Luckily, no one suffers during this round. Peck and Barredo exchange a few wide-eyed goofy expressions and stifled giggles, but quickly regain composure and finish out the scene. O’Connor thinks ignoring physical inhibitions is an essential part of conquering comedy as a woman. “What’s great is that in comedy, a woman isn’t put on stage to look good,” she says. “She’s put there to own the room, make some bitches laugh, drop the mic, and exit like a baller.”
Winning the audience’s adoration drives the women of Chinese Ballroom and bolsters their self-esteem in comedy and everyday life. “When you enter a scene as a seven-foot tall drag queen or an immortal cowboy, it is a pretty badass feeling,” Hayes says. “A feeling you don’t normally get from the day to day.”
O’Connor agrees that there is something inherently thrilling about improv performances. “After every show, I walk away with a surge of confidence,” she says, adding that onstage failures produce the most powerful real-world lessons. “I know for a fact that the world doesn’t end when you epic-fail in front of 75 people.

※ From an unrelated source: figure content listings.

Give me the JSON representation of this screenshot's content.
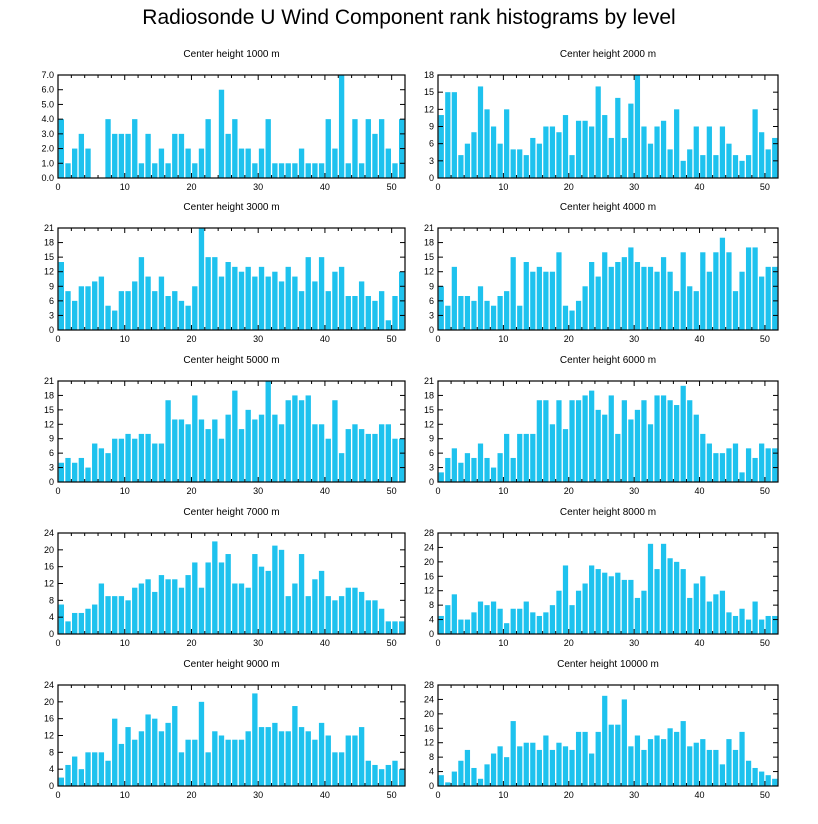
{
  "title": "Radiosonde U Wind Component rank histograms by level",
  "colors": {
    "bar": "#1ec2ee",
    "axis": "#000000",
    "background": "#ffffff"
  },
  "chart_data": [
    {
      "type": "bar",
      "title": "Center height 1000 m",
      "xlim": [
        0,
        52
      ],
      "ylim": [
        0,
        7
      ],
      "xticks": [
        0,
        10,
        20,
        30,
        40,
        50
      ],
      "yticks": [
        0,
        1,
        2,
        3,
        4,
        5,
        6,
        7
      ],
      "ytick_labels": [
        "0.0",
        "1.0",
        "2.0",
        "3.0",
        "4.0",
        "5.0",
        "6.0",
        "7.0"
      ],
      "values": [
        4,
        1,
        2,
        3,
        2,
        0,
        0,
        4,
        3,
        3,
        3,
        4,
        1,
        3,
        1,
        2,
        1,
        3,
        3,
        2,
        1,
        2,
        4,
        0,
        6,
        3,
        4,
        2,
        2,
        1,
        2,
        4,
        1,
        1,
        1,
        1,
        2,
        1,
        1,
        1,
        4,
        2,
        7,
        1,
        4,
        1,
        4,
        3,
        4,
        2,
        1,
        4
      ]
    },
    {
      "type": "bar",
      "title": "Center height 2000 m",
      "xlim": [
        0,
        52
      ],
      "ylim": [
        0,
        18
      ],
      "xticks": [
        0,
        10,
        20,
        30,
        40,
        50
      ],
      "yticks": [
        0,
        3,
        6,
        9,
        12,
        15,
        18
      ],
      "ytick_labels": [
        "0",
        "3",
        "6",
        "9",
        "12",
        "15",
        "18"
      ],
      "values": [
        11,
        15,
        15,
        4,
        6,
        8,
        16,
        12,
        9,
        6,
        12,
        5,
        5,
        4,
        7,
        6,
        9,
        9,
        8,
        11,
        4,
        10,
        10,
        9,
        16,
        11,
        7,
        14,
        7,
        13,
        18,
        9,
        6,
        9,
        10,
        5,
        12,
        3,
        5,
        9,
        4,
        9,
        4,
        9,
        6,
        4,
        3,
        4,
        12,
        8,
        5,
        7
      ]
    },
    {
      "type": "bar",
      "title": "Center height 3000 m",
      "xlim": [
        0,
        52
      ],
      "ylim": [
        0,
        21
      ],
      "xticks": [
        0,
        10,
        20,
        30,
        40,
        50
      ],
      "yticks": [
        0,
        3,
        6,
        9,
        12,
        15,
        18,
        21
      ],
      "ytick_labels": [
        "0",
        "3",
        "6",
        "9",
        "12",
        "15",
        "18",
        "21"
      ],
      "values": [
        14,
        8,
        6,
        9,
        9,
        10,
        11,
        5,
        4,
        8,
        8,
        10,
        15,
        11,
        8,
        11,
        7,
        8,
        6,
        5,
        9,
        21,
        15,
        15,
        11,
        14,
        13,
        12,
        13,
        11,
        13,
        11,
        12,
        10,
        13,
        11,
        8,
        15,
        10,
        15,
        8,
        12,
        13,
        7,
        7,
        10,
        7,
        6,
        8,
        2,
        7,
        12
      ]
    },
    {
      "type": "bar",
      "title": "Center height 4000 m",
      "xlim": [
        0,
        52
      ],
      "ylim": [
        0,
        21
      ],
      "xticks": [
        0,
        10,
        20,
        30,
        40,
        50
      ],
      "yticks": [
        0,
        3,
        6,
        9,
        12,
        15,
        18,
        21
      ],
      "ytick_labels": [
        "0",
        "3",
        "6",
        "9",
        "12",
        "15",
        "18",
        "21"
      ],
      "values": [
        9,
        5,
        13,
        7,
        7,
        6,
        9,
        6,
        5,
        7,
        8,
        15,
        5,
        14,
        12,
        13,
        12,
        12,
        16,
        5,
        4,
        6,
        9,
        14,
        11,
        16,
        13,
        14,
        15,
        17,
        14,
        13,
        13,
        12,
        15,
        12,
        8,
        16,
        9,
        8,
        16,
        12,
        16,
        19,
        16,
        8,
        12,
        17,
        17,
        11,
        13,
        13
      ]
    },
    {
      "type": "bar",
      "title": "Center height 5000 m",
      "xlim": [
        0,
        52
      ],
      "ylim": [
        0,
        21
      ],
      "xticks": [
        0,
        10,
        20,
        30,
        40,
        50
      ],
      "yticks": [
        0,
        3,
        6,
        9,
        12,
        15,
        18,
        21
      ],
      "ytick_labels": [
        "0",
        "3",
        "6",
        "9",
        "12",
        "15",
        "18",
        "21"
      ],
      "values": [
        4,
        5,
        4,
        5,
        3,
        8,
        7,
        6,
        9,
        9,
        10,
        9,
        10,
        10,
        8,
        8,
        17,
        13,
        13,
        12,
        18,
        13,
        11,
        13,
        9,
        14,
        19,
        11,
        15,
        13,
        14,
        21,
        14,
        12,
        17,
        18,
        17,
        18,
        12,
        12,
        9,
        17,
        6,
        11,
        12,
        11,
        10,
        10,
        12,
        12,
        9,
        9
      ]
    },
    {
      "type": "bar",
      "title": "Center height 6000 m",
      "xlim": [
        0,
        52
      ],
      "ylim": [
        0,
        21
      ],
      "xticks": [
        0,
        10,
        20,
        30,
        40,
        50
      ],
      "yticks": [
        0,
        3,
        6,
        9,
        12,
        15,
        18,
        21
      ],
      "ytick_labels": [
        "0",
        "3",
        "6",
        "9",
        "12",
        "15",
        "18",
        "21"
      ],
      "values": [
        2,
        5,
        7,
        4,
        6,
        5,
        8,
        5,
        3,
        6,
        10,
        5,
        10,
        10,
        10,
        17,
        17,
        12,
        17,
        11,
        17,
        17,
        18,
        19,
        15,
        14,
        18,
        10,
        17,
        13,
        15,
        17,
        12,
        18,
        18,
        17,
        16,
        20,
        17,
        14,
        10,
        8,
        6,
        6,
        7,
        8,
        2,
        7,
        5,
        8,
        7,
        7
      ]
    },
    {
      "type": "bar",
      "title": "Center height 7000 m",
      "xlim": [
        0,
        52
      ],
      "ylim": [
        0,
        24
      ],
      "xticks": [
        0,
        10,
        20,
        30,
        40,
        50
      ],
      "yticks": [
        0,
        4,
        8,
        12,
        16,
        20,
        24
      ],
      "ytick_labels": [
        "0",
        "4",
        "8",
        "12",
        "16",
        "20",
        "24"
      ],
      "values": [
        7,
        3,
        5,
        5,
        6,
        7,
        12,
        9,
        9,
        9,
        8,
        11,
        12,
        13,
        10,
        14,
        13,
        13,
        11,
        14,
        17,
        11,
        17,
        22,
        17,
        19,
        12,
        12,
        11,
        19,
        16,
        15,
        21,
        20,
        9,
        12,
        19,
        9,
        13,
        15,
        9,
        8,
        9,
        11,
        11,
        10,
        8,
        8,
        6,
        3,
        3,
        3
      ]
    },
    {
      "type": "bar",
      "title": "Center height 8000 m",
      "xlim": [
        0,
        52
      ],
      "ylim": [
        0,
        28
      ],
      "xticks": [
        0,
        10,
        20,
        30,
        40,
        50
      ],
      "yticks": [
        0,
        4,
        8,
        12,
        16,
        20,
        24,
        28
      ],
      "ytick_labels": [
        "0",
        "4",
        "8",
        "12",
        "16",
        "20",
        "24",
        "28"
      ],
      "values": [
        5,
        8,
        11,
        4,
        4,
        6,
        9,
        8,
        9,
        7,
        3,
        7,
        7,
        9,
        6,
        5,
        6,
        8,
        12,
        19,
        8,
        12,
        14,
        19,
        18,
        17,
        16,
        17,
        15,
        15,
        10,
        12,
        25,
        18,
        25,
        21,
        20,
        18,
        10,
        14,
        16,
        9,
        11,
        12,
        6,
        5,
        7,
        4,
        9,
        4,
        5,
        5
      ]
    },
    {
      "type": "bar",
      "title": "Center height 9000 m",
      "xlim": [
        0,
        52
      ],
      "ylim": [
        0,
        24
      ],
      "xticks": [
        0,
        10,
        20,
        30,
        40,
        50
      ],
      "yticks": [
        0,
        4,
        8,
        12,
        16,
        20,
        24
      ],
      "ytick_labels": [
        "0",
        "4",
        "8",
        "12",
        "16",
        "20",
        "24"
      ],
      "values": [
        2,
        5,
        7,
        4,
        8,
        8,
        8,
        6,
        16,
        10,
        14,
        11,
        13,
        17,
        16,
        13,
        15,
        19,
        8,
        11,
        11,
        20,
        8,
        13,
        12,
        11,
        11,
        11,
        13,
        22,
        14,
        14,
        15,
        13,
        13,
        19,
        14,
        13,
        11,
        15,
        12,
        8,
        8,
        12,
        12,
        14,
        6,
        5,
        4,
        5,
        6,
        4
      ]
    },
    {
      "type": "bar",
      "title": "Center height 10000 m",
      "xlim": [
        0,
        52
      ],
      "ylim": [
        0,
        28
      ],
      "xticks": [
        0,
        10,
        20,
        30,
        40,
        50
      ],
      "yticks": [
        0,
        4,
        8,
        12,
        16,
        20,
        24,
        28
      ],
      "ytick_labels": [
        "0",
        "4",
        "8",
        "12",
        "16",
        "20",
        "24",
        "28"
      ],
      "values": [
        3,
        1,
        4,
        7,
        10,
        5,
        2,
        6,
        9,
        11,
        8,
        18,
        11,
        12,
        12,
        10,
        14,
        10,
        12,
        11,
        10,
        15,
        15,
        9,
        15,
        25,
        17,
        17,
        24,
        11,
        14,
        10,
        13,
        14,
        13,
        16,
        15,
        18,
        11,
        12,
        13,
        10,
        10,
        6,
        13,
        10,
        15,
        7,
        5,
        4,
        3,
        2
      ]
    }
  ]
}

I have the confidence to take risks because the consequences have been put into perspective.”
Taking on four characters certainly doesn’t seem dicey to Elston as she whips through her concluding performance. “It’s so freeing,” she says, reflecting on the finale. “You have to let go and it’s nice to have an outlet. Like when I was playing that little girl scene—where else would you do that?”